Martínez went on to say, “The former ETC program managed to reduce the learning gaps between students from different socioeconomic strata, in addition to being a support for mothers, who had a safe space, the school, to leave their children and be able to work.”
Experts have further criticized the SEP for focusing on fostering the dependency and appreciation for rural populations on Mexico’s ruling party, the leftist National Regeneration Movement (Morena), which has previously come under fire for prioritizing political goodwill over effective public policy, as well as for ignoring the extensive evidence showing how beneficial the Full-Time Schools program has been to the education of Mexican children.

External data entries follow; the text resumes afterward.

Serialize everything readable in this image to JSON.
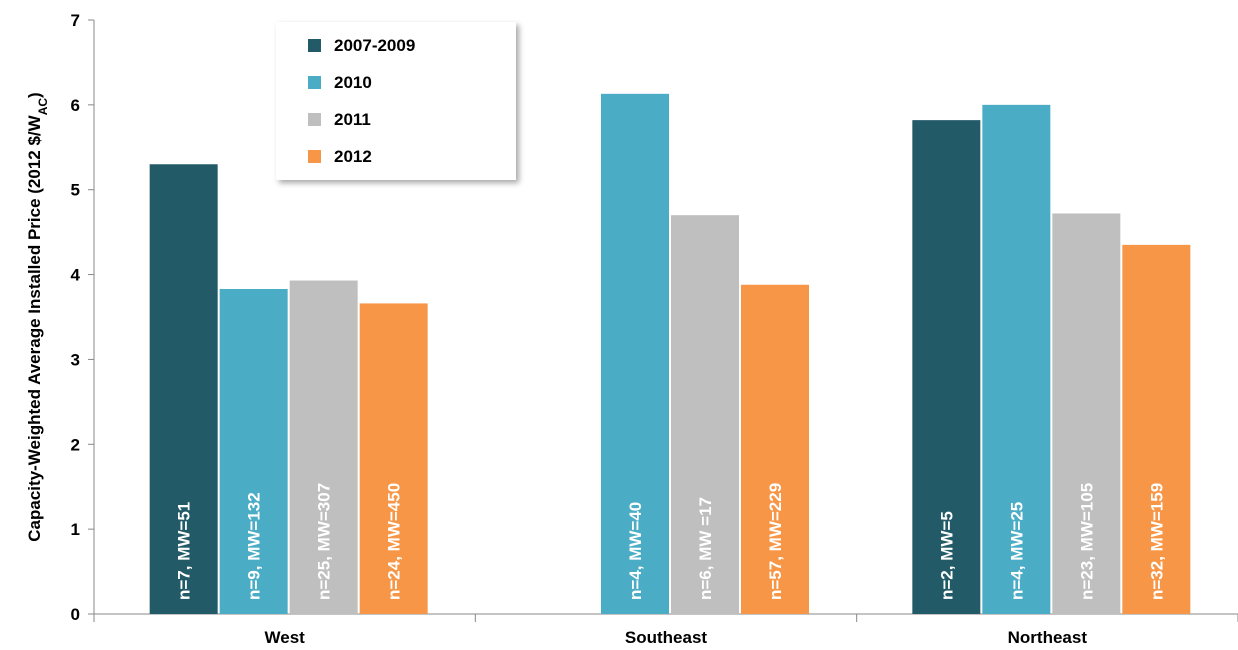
{
  "chart_data": {
    "type": "bar",
    "ylabel_main": "Capacity-Weighted Average Installed Price (2012 $/W",
    "ylabel_sub": "AC",
    "ylabel_end": ")",
    "ylim": [
      0,
      7
    ],
    "yticks": [
      "0",
      "1",
      "2",
      "3",
      "4",
      "5",
      "6",
      "7"
    ],
    "grid": false,
    "legend_position": "top-left",
    "categories": [
      "West",
      "Southeast",
      "Northeast"
    ],
    "series": [
      {
        "name": "2007-2009",
        "color": "#225a67",
        "values": [
          5.3,
          null,
          5.82
        ],
        "labels": [
          "n=7, MW=51",
          "",
          "n=2, MW=5"
        ]
      },
      {
        "name": "2010",
        "color": "#4bacc6",
        "values": [
          3.83,
          6.13,
          6.0
        ],
        "labels": [
          "n=9, MW=132",
          "n=4, MW=40",
          "n=4, MW=25"
        ]
      },
      {
        "name": "2011",
        "color": "#bfbfbf",
        "values": [
          3.93,
          4.7,
          4.72
        ],
        "labels": [
          "n=25, MW=307",
          "n=6, MW =17",
          "n=23, MW=105"
        ]
      },
      {
        "name": "2012",
        "color": "#f79646",
        "values": [
          3.66,
          3.88,
          4.35
        ],
        "labels": [
          "n=24, MW=450",
          "n=57, MW=229",
          "n=32, MW=159"
        ]
      }
    ]
  }
}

“What is being done is to change a public policy program of an educational institution, for a scholarship or a resource that will be delivered directly to parents, without there being any type of institutional structure that ensures that this money serves so that there is a better education for children and that there is no school dropout,” said Jacqueline Peschard, former president of the Federal Institute for Access to Public Information.
On the other side of the same coin, many educational pundits have pointed out that the elimination of the Full-Time Schools program in exchange for this direct fund delivery will disproportionately hurt Mexico’s population of working mothers, as the program’s extended hours provided extra childcare opportunities to this segment of the population.
“SEP Head Delfina Gómez Álvarez is not being empathic with the thousands of women who go to work every day and leave their children in these schools, because they are safe places,” said María Marván Laborde, former Federal Institute for Access to Public Information and Data Protection (IFAI) commissioner. “It is very likely that now many of these women will have to reduce their work hours or find another that involves them not working eight hours to have time to pick up their children.”
“I am sure that for this there will be no subsidy, so many families will see their income reduced. This is also a gender issue and I find it impressive that the secretary of education does not understand this,” concluded Marván Laborde.